Moore: “Even throughout my own career in big tech, I have never seen the momentum that we’re seeing now, payers, providers, biotech, life sciences, large pharma, really moving forward with concrete examples of adoption and moving entire platforms over. Our own health care APIs were actually enabled by FHIR and with the pandemic, this saw incredibly rapid adoption there that I would not have foreseen 18 months ago, and even implementations happening overnight or within a few days at scale.”

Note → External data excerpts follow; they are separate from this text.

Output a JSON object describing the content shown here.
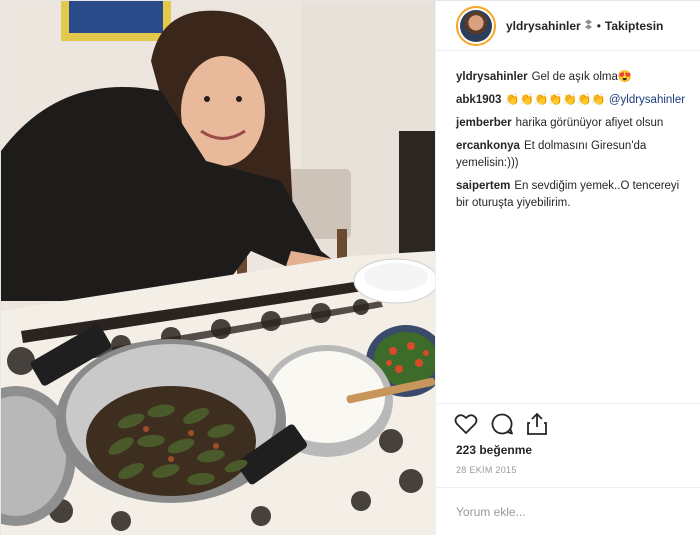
{
  "post": {
    "username": "yldrysahinler",
    "verified_glyph": "⭘",
    "follow_status": "Takiptesin",
    "likes": "223 beğenme",
    "date": "28 EKİM 2015",
    "comment_placeholder": "Yorum ekle..."
  },
  "comments": [
    {
      "user": "yldrysahinler",
      "text": "Gel de aşık olma😍",
      "mention": ""
    },
    {
      "user": "abk1903",
      "text": "👏👏👏👏👏👏👏 ",
      "mention": "@yldrysahinler"
    },
    {
      "user": "jemberber",
      "text": "harika görünüyor afiyet olsun",
      "mention": ""
    },
    {
      "user": "ercankonya",
      "text": "Et dolmasını Giresun'da yemelisin:)))",
      "mention": ""
    },
    {
      "user": "saipertem",
      "text": "En sevdiğim yemek..O tencereyi bir oturuşta yiyebilirim.",
      "mention": ""
    }
  ],
  "icons": {
    "like": "heart-icon",
    "comment": "comment-icon",
    "share": "share-icon"
  },
  "colors": {
    "accent_ring": "#f5a623",
    "mention": "#1a3d7c"
  }
}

Tripathi: “We’ve done a ton of work from an ONC perspective to say, ‘We need those open APIs. We need the EHR vendors and the providers to make those available.’ And now what we need is for the app ecosystem to be able to take advantage of the platform economics that are going to be supported in the platform technical models, and then create all the kinds of rich functionality that only the private sector and the innovators can really figure out and have people use.”
On health data’s role in addressing inequality
Moore: “One of the things we’ve seen in the pandemic, unfortunately, is health inequities being highlighted even more. Your health care outcome is determined by your zip code often, and that’s unfortunate. But I think this is also an opportunity for us all to lean in here and to address that. Data is at the core here.”
Tripathi: “At ONC, what we’re doing is fleshing out a concept that we’re calling ‘health equity by design.’ I think many people will recognize that as kind of a paradigm that we’ve seen in software development: privacy by design, safety by design, security by design. And we’re thinking hard about what would it mean to say that health equity ought to be a core design principle?”